Молодая королева крутилась, вертелась, кувыркалась, сворачивалась клубочком и замирала, вытягиваясь во весь рост. Сон все равно не шел. И вихрь мыслей тоже было не остановить. Когда покои готовили к ее приезду, почему-то никто не удосужился проверить окна. Рамы закрывались неплотно, и по роскошной спальне гуляли сквозняки, принося с собой вонь и шум здешнего зверинца. Наконец Елизавета, которой надоело сражаться с бессонницей, встала, набросила поверх сорочки плотный халат, сунула ноги в бархатные шлепанцы и дополнила свое одеяние темным плащом. Дежурная фрейлина, спавшая на узкой походной кровати, заворочалась и спросила, что угодно ее величеству. Елизавета велела ей спать дальше, а сама по винтовой лесенке спустилась вниз, в ночной холод. Она стояла во внутреннем дворе Тауэра. Впереди высилась громада Белой башни. Справа темнело здание королевской сокровищницы, а слева – приземистый Королевский зал, где Анну допрашивали и приговорили к смерти. Елизавета решила, что эту ночь она посвятит памяти матери. Такой шанс у нее появился впервые.

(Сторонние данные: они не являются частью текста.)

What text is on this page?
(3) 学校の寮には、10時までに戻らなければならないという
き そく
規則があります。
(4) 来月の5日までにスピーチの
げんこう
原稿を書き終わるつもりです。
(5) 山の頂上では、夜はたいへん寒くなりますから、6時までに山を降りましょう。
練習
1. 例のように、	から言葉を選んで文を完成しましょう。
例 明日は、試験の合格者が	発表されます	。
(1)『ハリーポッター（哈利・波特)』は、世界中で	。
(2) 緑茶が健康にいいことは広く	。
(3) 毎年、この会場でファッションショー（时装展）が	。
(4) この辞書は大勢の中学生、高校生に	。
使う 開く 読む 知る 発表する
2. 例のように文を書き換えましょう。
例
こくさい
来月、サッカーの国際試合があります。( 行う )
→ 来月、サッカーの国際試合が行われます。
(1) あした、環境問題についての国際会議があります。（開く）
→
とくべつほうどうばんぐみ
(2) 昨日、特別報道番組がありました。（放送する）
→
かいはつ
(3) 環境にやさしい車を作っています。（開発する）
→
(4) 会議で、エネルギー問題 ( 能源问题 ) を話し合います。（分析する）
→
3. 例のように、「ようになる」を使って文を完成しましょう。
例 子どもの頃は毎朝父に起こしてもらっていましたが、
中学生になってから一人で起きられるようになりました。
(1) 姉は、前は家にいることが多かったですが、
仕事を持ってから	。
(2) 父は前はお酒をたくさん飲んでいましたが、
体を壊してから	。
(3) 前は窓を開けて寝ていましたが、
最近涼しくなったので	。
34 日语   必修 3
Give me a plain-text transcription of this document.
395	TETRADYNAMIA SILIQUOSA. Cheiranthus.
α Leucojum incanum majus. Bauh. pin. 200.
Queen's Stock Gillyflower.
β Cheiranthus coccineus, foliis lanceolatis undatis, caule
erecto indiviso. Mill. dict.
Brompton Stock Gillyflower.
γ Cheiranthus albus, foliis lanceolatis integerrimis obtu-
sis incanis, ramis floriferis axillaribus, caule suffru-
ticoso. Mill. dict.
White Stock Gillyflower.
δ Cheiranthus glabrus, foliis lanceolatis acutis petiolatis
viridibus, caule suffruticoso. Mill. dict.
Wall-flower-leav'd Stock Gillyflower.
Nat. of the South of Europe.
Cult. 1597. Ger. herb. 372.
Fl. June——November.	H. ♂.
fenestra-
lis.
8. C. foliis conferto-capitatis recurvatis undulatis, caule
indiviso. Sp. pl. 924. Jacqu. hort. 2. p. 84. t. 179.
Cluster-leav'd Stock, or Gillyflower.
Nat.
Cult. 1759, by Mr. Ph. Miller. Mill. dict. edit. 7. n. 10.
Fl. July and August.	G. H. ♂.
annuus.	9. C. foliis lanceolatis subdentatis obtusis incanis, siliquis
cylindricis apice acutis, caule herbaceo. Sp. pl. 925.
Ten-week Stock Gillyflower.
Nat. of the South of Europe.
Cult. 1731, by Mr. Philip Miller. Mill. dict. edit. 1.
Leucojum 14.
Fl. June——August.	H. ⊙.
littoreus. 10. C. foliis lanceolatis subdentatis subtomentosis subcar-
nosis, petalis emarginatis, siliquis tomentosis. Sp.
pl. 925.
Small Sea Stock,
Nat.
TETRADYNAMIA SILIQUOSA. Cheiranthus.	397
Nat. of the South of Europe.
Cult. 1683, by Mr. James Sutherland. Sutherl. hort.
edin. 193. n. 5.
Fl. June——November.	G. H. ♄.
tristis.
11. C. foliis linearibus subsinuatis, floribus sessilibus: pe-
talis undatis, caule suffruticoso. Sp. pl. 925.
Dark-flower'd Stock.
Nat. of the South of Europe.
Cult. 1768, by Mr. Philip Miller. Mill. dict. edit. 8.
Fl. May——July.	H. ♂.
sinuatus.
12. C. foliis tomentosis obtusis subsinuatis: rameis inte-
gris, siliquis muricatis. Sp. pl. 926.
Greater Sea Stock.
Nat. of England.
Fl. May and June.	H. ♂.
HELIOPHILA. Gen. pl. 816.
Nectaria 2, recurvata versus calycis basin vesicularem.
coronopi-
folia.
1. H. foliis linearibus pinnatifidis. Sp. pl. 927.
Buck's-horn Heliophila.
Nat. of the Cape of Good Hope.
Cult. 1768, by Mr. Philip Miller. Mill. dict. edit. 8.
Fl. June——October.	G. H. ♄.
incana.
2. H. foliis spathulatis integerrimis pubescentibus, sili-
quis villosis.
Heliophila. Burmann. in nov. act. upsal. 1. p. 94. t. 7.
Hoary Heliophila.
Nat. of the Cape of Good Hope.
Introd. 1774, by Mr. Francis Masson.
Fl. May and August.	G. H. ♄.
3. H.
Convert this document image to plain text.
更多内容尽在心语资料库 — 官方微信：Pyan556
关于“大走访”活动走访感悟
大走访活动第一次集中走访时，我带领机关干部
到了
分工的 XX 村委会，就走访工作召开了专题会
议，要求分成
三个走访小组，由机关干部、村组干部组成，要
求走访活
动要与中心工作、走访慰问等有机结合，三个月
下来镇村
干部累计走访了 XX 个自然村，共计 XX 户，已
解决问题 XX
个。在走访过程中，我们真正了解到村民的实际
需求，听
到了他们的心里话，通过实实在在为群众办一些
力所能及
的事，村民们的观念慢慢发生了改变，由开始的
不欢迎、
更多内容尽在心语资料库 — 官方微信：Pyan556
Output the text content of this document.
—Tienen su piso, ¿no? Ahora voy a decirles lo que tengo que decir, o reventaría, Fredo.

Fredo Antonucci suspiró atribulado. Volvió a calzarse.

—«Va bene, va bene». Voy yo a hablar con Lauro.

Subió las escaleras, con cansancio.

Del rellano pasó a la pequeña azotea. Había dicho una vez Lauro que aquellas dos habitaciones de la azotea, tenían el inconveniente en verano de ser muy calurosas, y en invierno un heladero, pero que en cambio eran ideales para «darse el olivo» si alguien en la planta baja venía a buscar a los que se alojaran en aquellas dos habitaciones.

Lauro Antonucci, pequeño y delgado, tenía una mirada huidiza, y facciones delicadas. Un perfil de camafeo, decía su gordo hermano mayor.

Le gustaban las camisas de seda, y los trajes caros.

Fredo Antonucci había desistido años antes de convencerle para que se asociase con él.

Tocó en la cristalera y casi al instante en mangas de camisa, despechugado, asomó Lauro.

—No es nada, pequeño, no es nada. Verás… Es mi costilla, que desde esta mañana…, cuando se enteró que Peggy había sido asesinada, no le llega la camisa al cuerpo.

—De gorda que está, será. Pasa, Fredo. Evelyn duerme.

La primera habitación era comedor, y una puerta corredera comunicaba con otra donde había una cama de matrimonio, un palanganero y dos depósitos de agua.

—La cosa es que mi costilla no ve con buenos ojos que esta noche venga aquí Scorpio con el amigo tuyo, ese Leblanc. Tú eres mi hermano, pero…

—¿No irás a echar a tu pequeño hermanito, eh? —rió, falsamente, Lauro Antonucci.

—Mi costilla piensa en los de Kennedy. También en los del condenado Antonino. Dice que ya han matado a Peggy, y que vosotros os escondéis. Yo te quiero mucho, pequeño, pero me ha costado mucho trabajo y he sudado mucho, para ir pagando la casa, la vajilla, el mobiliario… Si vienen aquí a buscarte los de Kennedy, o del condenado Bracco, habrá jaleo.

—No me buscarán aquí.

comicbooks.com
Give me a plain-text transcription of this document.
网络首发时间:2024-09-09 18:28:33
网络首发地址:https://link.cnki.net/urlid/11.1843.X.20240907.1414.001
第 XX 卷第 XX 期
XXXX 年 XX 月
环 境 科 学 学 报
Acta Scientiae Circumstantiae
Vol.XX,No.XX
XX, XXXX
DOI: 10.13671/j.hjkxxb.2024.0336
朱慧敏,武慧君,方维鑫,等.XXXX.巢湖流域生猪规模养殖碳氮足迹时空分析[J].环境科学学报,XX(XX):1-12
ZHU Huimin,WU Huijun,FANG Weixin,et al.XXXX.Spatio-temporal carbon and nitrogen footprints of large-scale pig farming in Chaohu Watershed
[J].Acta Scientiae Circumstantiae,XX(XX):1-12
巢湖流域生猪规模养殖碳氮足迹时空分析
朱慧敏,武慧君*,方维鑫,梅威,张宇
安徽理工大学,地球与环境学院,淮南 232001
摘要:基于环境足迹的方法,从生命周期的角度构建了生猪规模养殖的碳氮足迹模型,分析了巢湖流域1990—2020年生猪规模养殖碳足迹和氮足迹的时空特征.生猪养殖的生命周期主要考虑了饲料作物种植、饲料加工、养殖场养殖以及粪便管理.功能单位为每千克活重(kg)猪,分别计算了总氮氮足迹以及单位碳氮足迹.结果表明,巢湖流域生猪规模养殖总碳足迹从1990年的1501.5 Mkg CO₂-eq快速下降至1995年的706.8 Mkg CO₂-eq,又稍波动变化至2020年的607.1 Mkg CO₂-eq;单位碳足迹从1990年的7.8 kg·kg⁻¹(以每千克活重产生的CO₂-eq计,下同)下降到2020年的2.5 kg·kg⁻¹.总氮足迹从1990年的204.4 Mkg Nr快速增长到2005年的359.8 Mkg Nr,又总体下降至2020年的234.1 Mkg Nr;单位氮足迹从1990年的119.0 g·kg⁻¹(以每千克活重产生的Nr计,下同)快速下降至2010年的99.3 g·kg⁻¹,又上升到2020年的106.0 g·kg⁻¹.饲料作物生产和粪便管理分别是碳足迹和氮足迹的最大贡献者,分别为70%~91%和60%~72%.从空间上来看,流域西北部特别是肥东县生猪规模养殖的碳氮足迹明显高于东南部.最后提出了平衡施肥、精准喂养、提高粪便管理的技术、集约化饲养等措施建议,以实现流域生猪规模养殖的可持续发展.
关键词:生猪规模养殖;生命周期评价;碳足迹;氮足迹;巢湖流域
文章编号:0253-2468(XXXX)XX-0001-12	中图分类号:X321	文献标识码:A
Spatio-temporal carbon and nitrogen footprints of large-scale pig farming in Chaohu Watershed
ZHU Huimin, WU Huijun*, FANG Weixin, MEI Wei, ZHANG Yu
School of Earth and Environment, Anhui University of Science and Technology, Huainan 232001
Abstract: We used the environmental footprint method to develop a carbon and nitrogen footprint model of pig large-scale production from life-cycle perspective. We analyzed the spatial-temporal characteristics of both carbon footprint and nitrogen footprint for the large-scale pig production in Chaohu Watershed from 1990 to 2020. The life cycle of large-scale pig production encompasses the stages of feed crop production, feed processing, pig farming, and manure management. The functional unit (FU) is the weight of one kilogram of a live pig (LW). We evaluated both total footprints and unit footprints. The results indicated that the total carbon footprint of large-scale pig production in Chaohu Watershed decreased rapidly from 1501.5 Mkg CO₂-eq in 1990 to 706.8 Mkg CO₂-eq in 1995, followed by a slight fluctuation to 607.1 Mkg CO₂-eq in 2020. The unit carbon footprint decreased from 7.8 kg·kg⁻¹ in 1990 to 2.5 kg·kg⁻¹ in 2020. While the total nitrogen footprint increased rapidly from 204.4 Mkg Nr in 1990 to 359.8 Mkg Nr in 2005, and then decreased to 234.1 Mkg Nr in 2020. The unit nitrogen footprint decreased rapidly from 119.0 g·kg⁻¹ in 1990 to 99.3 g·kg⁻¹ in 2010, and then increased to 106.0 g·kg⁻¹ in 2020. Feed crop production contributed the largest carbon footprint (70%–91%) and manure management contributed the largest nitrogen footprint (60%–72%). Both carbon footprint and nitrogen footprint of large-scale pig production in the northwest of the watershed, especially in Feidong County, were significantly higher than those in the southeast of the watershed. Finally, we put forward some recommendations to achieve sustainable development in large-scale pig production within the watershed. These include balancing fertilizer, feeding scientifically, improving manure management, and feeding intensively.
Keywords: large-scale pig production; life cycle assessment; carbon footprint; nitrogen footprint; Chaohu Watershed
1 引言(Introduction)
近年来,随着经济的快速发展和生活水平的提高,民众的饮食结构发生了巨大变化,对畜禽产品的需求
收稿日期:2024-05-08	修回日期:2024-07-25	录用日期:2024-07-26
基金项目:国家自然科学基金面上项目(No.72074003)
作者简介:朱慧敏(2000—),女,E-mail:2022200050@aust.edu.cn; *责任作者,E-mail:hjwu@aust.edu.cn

Королевские гвардейцы, охранявшие внутренний двор, были удивлены, увидев свою королеву в столь ранний час, да еще одну. Но перечить Елизавете не посмели. Она приказала открыть Колдхарборские ворота – единственный проход, через который можно было попасть во внутреннюю часть Тауэра. Гвардейцы хотели сопровождать ее, но королева отказалась, велев им дожидаться ее возвращения. Пройдя через Зеленую башню, она направилась к часовне Святого Петра в веригах, одиноко стоявшей рядом с громадным зданием сокровищницы. Скрипнула незапертая дверь часовни. Елизавета вошла туда, где прежде никогда не бывала.

Ее встретила полная тишина. Сквозь окна часовни лился лунный свет. Возле алтаря горела одинокая свеча – знак постоянного Божьего присутствия. Елизавета побрела по каменным плитам к пустому нефу. Слева от нее тянулась замершая колоннада. Достигнув ступеней алтаря, Елизавета опустилась на колени. Ей рассказывали, что ее мать и Екатерина Говард похоронены где-то перед алтарем, рядом с обезглавленными герцогами Сомерсетским и Нортумберлендским. Увы, Елизавета не знала, с какой стороны находится прах Анны Болейн. Ничего. Где-то под этими камнями, на глубине нескольких дюймов, находился гроб из вяза, куда в страшный день весны 1536 года поместили обезглавленное тело ее матери.

Благочестивой протестантке, какой была Елизавета, не пристало молиться за усопших. Эти молитвы упразднил ее брат Эдуард Шестой, сын Джейн Сеймур. Ревностный протестант, слишком рано покинувший трон и земное существование. Однако Елизавета придерживалась прежней версии молитвенника, составленного архиепископом Кранмером, где такие молитвы были. Она уже решила, что непременно сохранит в церквях распятия, украшенные драгоценными камнями. Кое-кто из упрямых реформаторов церкви и пуритане считали их признаком язычества. И молитвы по усопшим Елизавета тоже оставит. Почему она должна сохранять порядок, введенный фанатичным мальчишкой, который даже не успел почувствовать себя королем? Что плохого в молитвах по усопшим? Кто знает, быть может, этими молитвами живущие облегчают участь тех, что оставили сей бренный мир. Елизавета молитвенно сложила руки, как могла успокоила ум и стала раз за разом повторять прекрасные строки молитвы, составленной Кранмером:

«Милости Твоей вверяю слугу твою Анну, оставившую этот мир в твердой вере и ныне пребывающую в вечном покое. Молю Тебя, пусть ничто не нарушит ее покоя и изольется на нее Твоя благодать».